NEW ORLEANS — With the New Orleans Hornets struggling lately, they should beware of Sunday’s road game against the Denver Nuggets.
“The Manimal” will be waiting.
Power forward Kenneth Faried has been taking the league by storm, one of the reasons the Nuggets could bear watching as the season progresses.
Faried, who gained the moniker because of his aggressive, athletic and energetic play, is averaging 13.2 points per game and 11.5 rebounds, tied for fifth in the NBA. However, he is first in the league in offensive rebounds (5.5) — a big reason Denver leads the NBA in rebounding average (49.3 per game) and offensive rebounds (16.6). The Nuggets are also first in second-chance points (19.7) and points in the paint (51.8).
“I go so hard (for offensive rebounds),” said Faried. “And if I can’t get it, one of my teammates can try to get it.”
The Hornets, who don’t score with the greatest of ease, try to fast-break as much as they can. However, there’s no running without rebounds.
Although the Nuggets were 6-6 heading into Friday night’s game at Golden State, they were 6-3 since a three-game road losing streak to open the season.
Even the Grizzlies were impressed with the board beatdown in Memphis. Half of Denver’s 42 rebounds were on offense.
“They crushed us on the boards, and that’s not like us,” said Memphis forward Rudy Gay.
Center JaVale McGee has been relegated to a backup role as Kosta Koufa has been inserted into the starting lineup. But McGee averages three offensive rebounds per game off the bench. That has coach George Karl pleased.
“Kenneth’s energy is contagious, and Javale has gotten to be very confident,” Karl said.
The Hornets play Monday night at the Los Angeles Clippers, another team whose young front line has been playing more aggressively this season.
Small forward Paul George’s performance against the Hornets on Wednesday might have taken the Pacers’ minds off the fact Danny Granger will be out three months with a sore left knee.
George had 37 points against the Hornets, making nine 3-pointers. However, the Pacers are averaging 88 points per game, at the bottom of the league’s statistics and also 10 fewer than last season.

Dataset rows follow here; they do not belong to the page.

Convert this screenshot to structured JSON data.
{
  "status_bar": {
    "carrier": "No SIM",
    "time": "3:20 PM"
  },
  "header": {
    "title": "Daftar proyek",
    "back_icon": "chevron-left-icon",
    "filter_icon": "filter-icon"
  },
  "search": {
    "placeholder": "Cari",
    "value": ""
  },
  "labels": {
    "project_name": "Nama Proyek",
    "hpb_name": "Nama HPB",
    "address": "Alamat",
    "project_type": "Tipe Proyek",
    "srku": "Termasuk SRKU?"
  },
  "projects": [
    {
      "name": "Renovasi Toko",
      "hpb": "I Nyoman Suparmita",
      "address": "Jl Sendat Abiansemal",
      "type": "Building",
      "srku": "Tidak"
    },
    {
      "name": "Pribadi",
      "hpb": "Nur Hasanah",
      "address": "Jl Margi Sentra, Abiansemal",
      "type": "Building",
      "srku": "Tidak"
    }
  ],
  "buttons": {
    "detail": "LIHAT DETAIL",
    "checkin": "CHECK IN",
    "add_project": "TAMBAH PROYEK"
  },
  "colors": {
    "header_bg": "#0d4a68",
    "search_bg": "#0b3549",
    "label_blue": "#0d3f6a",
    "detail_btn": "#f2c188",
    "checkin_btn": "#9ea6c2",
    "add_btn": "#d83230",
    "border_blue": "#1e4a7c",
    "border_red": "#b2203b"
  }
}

Granger, who prepped at Grace King High School in Metairie, has left patellar tendinosis, a condition commonly referred to as “jumper’s knee.” He visited noted surgeon Dr. James Andrews in Gulf Breeze, Fla., in early November and received an injection. He also had a relatively new procedure done in September — blood-platelet treatment — on the knee.
Granger averaged 21.6 points the past five seasons, including a team-leading 18.7 last season, when Indiana surprised and made the playoffs as the No. 3 seed, advancing to the semifinals, where it lost to Miami.
The Pacers had their sights on reaching the conference finals, at least, this season.
Granger is expected to miss about 50 games. He missed just seven games in the past two seasons.
Since their 107-99 loss to the Hornets on Nov. 10, the Charlotte Bobcats had won five of six games heading into Friday night.
The Bobcats were 6-4 heading into their game against Atlanta. They finished last season 7-59, the worst season, percentage-wise, in NBA history.
Now they can make history of sorts. They can become the fastest team to equal their previous season’s record. The 1973-74 Philadelphia 76ers, who were 9-73 in 1972-73, took 24 games to win its ninth.
Charlotte is turning things for the better with Bobcat-like fight. It is 5-0 in games decided by four points are fewer, and its 6-4 record tied the best start in the franchise’s young history with the 2007-08 team.
The lineup of rookie small forward Michael Kidd-Gilchrist, power forward Byron Mullens, center Brendan Haywood, shooting guard Jason Taylor and point guard Kemba Walker is 5-2. The Bobcats were 4-0 in the Eastern Conference, joining only the Knicks as teams unbeaten in conference play.
Charlotte also has five home wins, surpassing last season’s four.
Hornets veteran guard Roger Mason Jr. and his foundation partnered with New Home ministries on Monday to donate more than 300 turkeys and trimmings to families in New Orleans.
It was the second consecutive year Mason has provided Thanksgiving turkeys in the city. He also has done a similar charity at the Boys & Girls Club in Washington, D.C., his hometown.
“People were telling us, ‘Thank you, because it’s hard out here today,’ ” said Mason, who is in his ninth year. “It really puts a smile on my face.”